Andrew Powell says he is yet to be convinced of the degree to which humans are responsible, but he does support efforts to reduce carbon pollution.
"I believe the climate is changing, I am still to be convinced of the degree to which we are influencing that," Mr Powell said.
"But having said that, are we polluting the environment? Certainly. Are we using a non-renewable source of energy? Certainly. Do we need to address both of those factors? Most definitely."
But his comments have alarmed conservation groups.
Toby Hutcheon, from the Queensland Conservation Council, says his comments are inconsistent with the State Government's official position.
"I hope that Andrew is simply talking as an individual, and not as the responsible minister for Queensland," Mr Hutcheon said.

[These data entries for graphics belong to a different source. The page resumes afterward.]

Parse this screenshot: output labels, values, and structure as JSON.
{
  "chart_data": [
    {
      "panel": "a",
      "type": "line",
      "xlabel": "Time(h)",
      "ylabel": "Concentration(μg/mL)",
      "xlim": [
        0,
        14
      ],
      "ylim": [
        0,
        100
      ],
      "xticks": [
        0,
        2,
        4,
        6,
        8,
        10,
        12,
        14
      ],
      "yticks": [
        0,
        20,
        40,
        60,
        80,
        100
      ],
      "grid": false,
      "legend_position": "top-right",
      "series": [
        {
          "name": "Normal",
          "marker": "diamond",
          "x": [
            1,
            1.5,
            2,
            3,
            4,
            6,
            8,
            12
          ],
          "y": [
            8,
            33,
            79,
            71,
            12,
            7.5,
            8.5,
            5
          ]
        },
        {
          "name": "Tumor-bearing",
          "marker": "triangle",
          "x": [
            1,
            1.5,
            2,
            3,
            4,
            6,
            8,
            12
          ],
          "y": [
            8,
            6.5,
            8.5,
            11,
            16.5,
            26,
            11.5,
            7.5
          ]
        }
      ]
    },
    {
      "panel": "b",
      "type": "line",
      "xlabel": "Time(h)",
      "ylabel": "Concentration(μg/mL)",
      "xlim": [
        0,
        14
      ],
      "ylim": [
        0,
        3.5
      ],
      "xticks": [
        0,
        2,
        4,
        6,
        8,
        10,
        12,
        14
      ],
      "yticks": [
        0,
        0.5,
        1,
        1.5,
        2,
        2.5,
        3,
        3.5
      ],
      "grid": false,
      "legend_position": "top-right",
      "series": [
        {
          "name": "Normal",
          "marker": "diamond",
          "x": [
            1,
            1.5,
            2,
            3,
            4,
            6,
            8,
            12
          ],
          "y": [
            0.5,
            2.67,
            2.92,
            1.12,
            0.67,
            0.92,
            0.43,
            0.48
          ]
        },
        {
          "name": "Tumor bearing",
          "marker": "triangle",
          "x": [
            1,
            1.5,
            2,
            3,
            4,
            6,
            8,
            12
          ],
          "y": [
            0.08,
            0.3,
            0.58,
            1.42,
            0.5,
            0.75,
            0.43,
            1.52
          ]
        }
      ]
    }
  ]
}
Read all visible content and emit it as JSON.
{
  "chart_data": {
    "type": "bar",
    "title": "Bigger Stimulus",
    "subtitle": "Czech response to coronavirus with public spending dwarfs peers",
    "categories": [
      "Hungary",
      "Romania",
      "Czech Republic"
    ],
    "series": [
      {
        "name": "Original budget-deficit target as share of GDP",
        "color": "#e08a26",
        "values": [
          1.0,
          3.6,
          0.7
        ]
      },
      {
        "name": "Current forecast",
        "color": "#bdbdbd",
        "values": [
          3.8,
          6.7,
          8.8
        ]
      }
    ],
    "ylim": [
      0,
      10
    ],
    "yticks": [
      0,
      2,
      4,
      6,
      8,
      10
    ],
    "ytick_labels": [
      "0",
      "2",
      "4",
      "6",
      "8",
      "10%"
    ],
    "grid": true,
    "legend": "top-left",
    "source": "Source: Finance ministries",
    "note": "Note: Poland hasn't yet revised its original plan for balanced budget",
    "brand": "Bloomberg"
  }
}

"Because that would certainly suggest a change of position by the Government that has long held the view that climate change is a serious threat to Queensland and is being caused predominantly by human activity."
New South Wales' deputy premier Andrew Stoner recently voiced his concerns about climate science when he attacked the Climate Commission's report, The Critical Decade, which predicted a rise in heatwave events and flash flooding.
"This is alarmist, we've heard predictions of all our dams drying up in the past, we've heard predictions of the Central Coast and other coastal parts of the state going underwater, the polar ice caps melting," he said.
"None of this has happened so unless he's got some new evidence, I think the average person would be a little sceptical."
Meanwhile, back in Queensland, the new State Government is dismantling various carbon reduction schemes.
Mr Powell says there is no need for them because of the introduction of the Federal Government's carbon tax next month.
It will save millions of dollars, but jobs will be lost.
"In my Department it's around 30-40, but obviously voluntary redundancies are being offered and that's what's been reported today," he said.
"Ideally if people are looking to stay in government there will be jobs found for them and we'd be looking to re-deploy them in first instance."